Im zweiten Halbfinale war van den Bergh gegen van Gerwen ähnlich chancenlos wie Gawlas gegen Gilding und noch schlechter auf die Doppel. Er hätte Chancen gehabt, denn beim Niederländer lief es auf den Doppeln auch nicht so besonders und auch mit den hohen Scores nicht. Warum van den Bergh nicht in der Lage war, das für sich zu nutzen, weiß ich nicht. Vielleicht hat er zu viel Respekt vor dem Niederländer, vielleicht war er einfach inzwischen nach dem langen Turnier auch zu müde. Vielleicht hatte er sich schon von vornherein keine Chance ausgerechnet.
Und so kam es zu einem Finale zwischen Michael van Gerwen und Andrew Gilding. Trotz allem, was wir von Gilding bei diesem Turnier schon gesehen hatten, schien der Ausgang des Finales eigentlich festzustehen, weil man davon ausging, dass van Gerwen einfach in der Lage sein würde, einen Gang höher zu schalten, sollte es nötig sein. Am meisten hatte ihn noch Dave Chisnall in der vierten Runde gefordert, sonst war sein A-Game im Laufe des Turniers gar nicht nötig gewesen. Vielleicht hatte sich van Gerwen gegen Gilding in falscher Sicherheit gewiegt, ihn einfach nicht Ernst genommen, auf jeden Fall lief das Finale nicht so, wie er es sich vorgestellt hatte. Gilding war einfach nicht abzuschütteln. Unbeeindruckt spulte er sein Spiel ab, geriet nicht in Panik oder gab auf, als er in Rückstand geriet - es war schon beeindruckend. Er glich zum 9:9 aus, zum 10:10 und auf einmal war es doch noch spannend geworden.

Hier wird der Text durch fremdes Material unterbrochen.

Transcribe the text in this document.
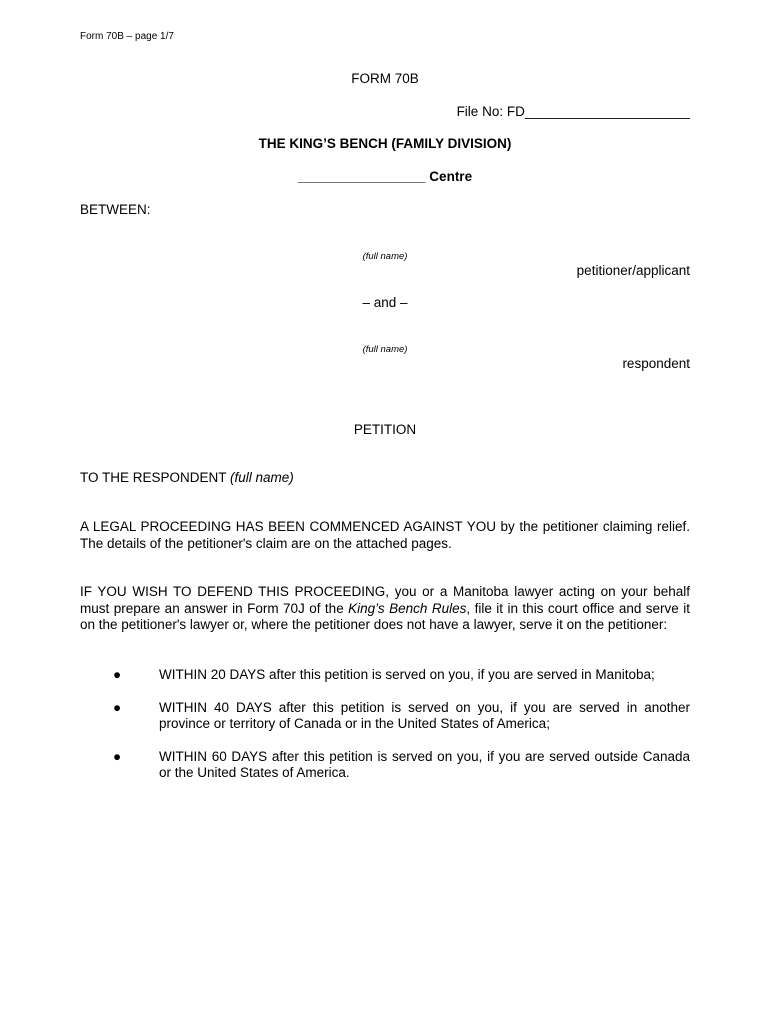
Form 70B – page 1/7
FORM 70B
File No: FD______________________
THE KING’S BENCH (FAMILY DIVISION)
_________________ Centre
BETWEEN:
(full name)
petitioner/applicant
– and –
(full name)
respondent
PETITION
TO THE RESPONDENT (full name)
A LEGAL PROCEEDING HAS BEEN COMMENCED AGAINST YOU by the petitioner claiming relief. The details of the petitioner's claim are on the attached pages.
IF YOU WISH TO DEFEND THIS PROCEEDING, you or a Manitoba lawyer acting on your behalf must prepare an answer in Form 70J of the King’s Bench Rules, file it in this court office and serve it on the petitioner's lawyer or, where the petitioner does not have a lawyer, serve it on the petitioner:
●	WITHIN 20 DAYS after this petition is served on you, if you are served in Manitoba;
●	WITHIN 40 DAYS after this petition is served on you, if you are served in another province or territory of Canada or in the United States of America;
●	WITHIN 60 DAYS after this petition is served on you, if you are served outside Canada or the United States of America.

Van Gerwen spielte kein schlechtes Entscheidungsleg, aber Gilding warf eine strategisch günstige 180 und konnte sich so sogar noch ein 40 Finish stellen, was ein Lächeln auf sein Gesicht zauberte. Und dann machte er seine 40 Punkte Rest auch noch aus während der Niederländer auf seinen 16 Punkten Rest sitzen blieb. Wie es immer so schön heißt - ein Dartspiel ist erst vorbei, wenn der letzte Dart geworfen ist. Das hatte sich wieder einmal bewahrheitet.
Damit waren nach drei vollen Darttagen die UK Open 2023 Geschichte. Sie waren ein an Überraschungen und Höhepunkten reiches Turnier mit einem überraschenden Sieger. Das Finale wird ebenso in Erinnerung bleiben wie Richie Burnetts Einzug in die Viertelfinale, das erste Viertelfinale eines deutschen Spielers bei diesem Turnier, die Leistung des jungen Tschechen Adam Gawlas und die tollen Spiele von Luke Littler und Thomas Banks, die beide erst 16 Jahre sind. Und das Turnier zeigte auch, dass man mit harter Arbeit weit kommen kann, denn die ist es, worauf Gilding seinen Erfolg zurückführt.